The treatment of cancer is a fascinating and rapidly changing field. New discoveries in biology fuel new discoveries in medicine and in pharmacology, creating a wonderful creative synergy. Cancer is still the second-leading cause of death in the U.S., but there is far more hope than despair in the field. The diagnosis, while life-changing, is only the beginning.

(Note to friend: sorry for not mentioning angiogenesis inhibitors, but I really ran on too much already.)

4 responses so far

  • Dennis says:

    "This is why chemotherapy, which kills cells “in cycle”, is rarely curative."

    I'm a chemist, and thus easily confused by fancy fields with three letter acronyms such as tumor penetrating peptides. So I'm a bit curious as to how much the poor success of chemotherapy on large tumors is due to their growth fraction and how much is simply due to the poor penetration of the small molecules into the tumor mass?

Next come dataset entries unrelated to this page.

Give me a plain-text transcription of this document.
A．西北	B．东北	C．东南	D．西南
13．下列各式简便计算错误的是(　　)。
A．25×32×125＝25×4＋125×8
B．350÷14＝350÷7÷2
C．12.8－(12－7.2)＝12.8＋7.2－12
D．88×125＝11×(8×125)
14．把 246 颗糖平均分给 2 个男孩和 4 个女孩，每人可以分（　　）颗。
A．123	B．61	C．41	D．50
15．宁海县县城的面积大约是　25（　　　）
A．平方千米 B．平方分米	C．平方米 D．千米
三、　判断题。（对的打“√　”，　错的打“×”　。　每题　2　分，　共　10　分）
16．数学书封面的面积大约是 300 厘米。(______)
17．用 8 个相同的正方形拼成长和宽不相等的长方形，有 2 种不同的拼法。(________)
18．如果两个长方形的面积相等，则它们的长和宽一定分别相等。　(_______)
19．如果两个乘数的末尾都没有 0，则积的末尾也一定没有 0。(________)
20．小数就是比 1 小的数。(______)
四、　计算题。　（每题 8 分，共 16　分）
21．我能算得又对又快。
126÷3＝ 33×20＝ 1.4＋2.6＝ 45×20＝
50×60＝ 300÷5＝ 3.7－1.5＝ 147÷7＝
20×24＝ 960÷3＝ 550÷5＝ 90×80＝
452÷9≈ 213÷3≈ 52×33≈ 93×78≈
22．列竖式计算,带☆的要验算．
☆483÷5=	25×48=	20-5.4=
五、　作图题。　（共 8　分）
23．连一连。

  • @ Dennis - I believe (although my memory might be wrong) that tumors cannot form unless they have a good blood supply, and so every part of even a large tumor is relatively close to a blood vessel from which chemotherapy agents can diffuse/be transported. Chemotherapy agents should (generally) have as easy a time getting to tumor cells as they do any other cell in the body. The problem (I thought) isn't that they don't get to tumor cells, but that they also affect all the other cells in the body, limiting the doses that can be used in patients.

  • beebeeo says:

    Hi Pal, this is my first comment at your new site, I'll keep reading ...
    Just a small comment. I thought the exact mechanism if Herceptin against Her2/neu tumours is still debated and not as simple as blocking the activity of the receptor but I guess for a cancer 201 that's good enough.

    @Mike Lisieski:
    Not all tumours are necessarily well vascularized. The link below is for a paper that suggests that one reason that chemotherapy doesn't work well against pancreatic cancer is that many of them are fact poorly vascularized and that the tumour cells do not lie themselves next to blood vessels but that there are often non-toumour stroma cells in between.

  • Eric says:

    A very enlightening piece. Much of the information I've come across in the area of drug development has focused on ways to target the growing population of cancer cells. Replication of DNA makes them vulnerable. By comparison, it strikes me that targeting cells in G-naught is going to be substantially more challenging. DNA replication is far less of a viable target, but I'd hypothesize that the respiratory abnormalities and atypical proteins may still provide a valid target.

    @Mike - If we're going to generalize here, then most tumors are fairly well vascularized. Angiogenesis is a process that needs to be recruited for most tumors to grow well. Though as beebeeo pointed out, this is a generalization, and not all tumors have highly developed vasculature.

    @Dennis - You may be interested in looking up a drug called Doxil. It's essentially an old school chemotherapeutic drug Doxorubicin. In the case of this form, the drug has been reformulated, and the active molecules are contained within a liposome, which is in turn coated with a polymer for stability (PEG if I recall). The size of the liposomes is an advantage in this case, as vasculature generated by tumor cells is often, for lack of a better term, sloppy. It leaks. The liposomes are too large to exit through normal vasculature, but in the vasculature grown by tumor cells, they can exit through the relatively large gaps. This has the effect of keeping the drug wandering around the blood stream, away from most normal cells, until it is dumped into a tumor (or cleaned out by another body system). While such systems aren't perfect, they can preferentially deliver a larger dose of an agent to a tumor than to health tissues.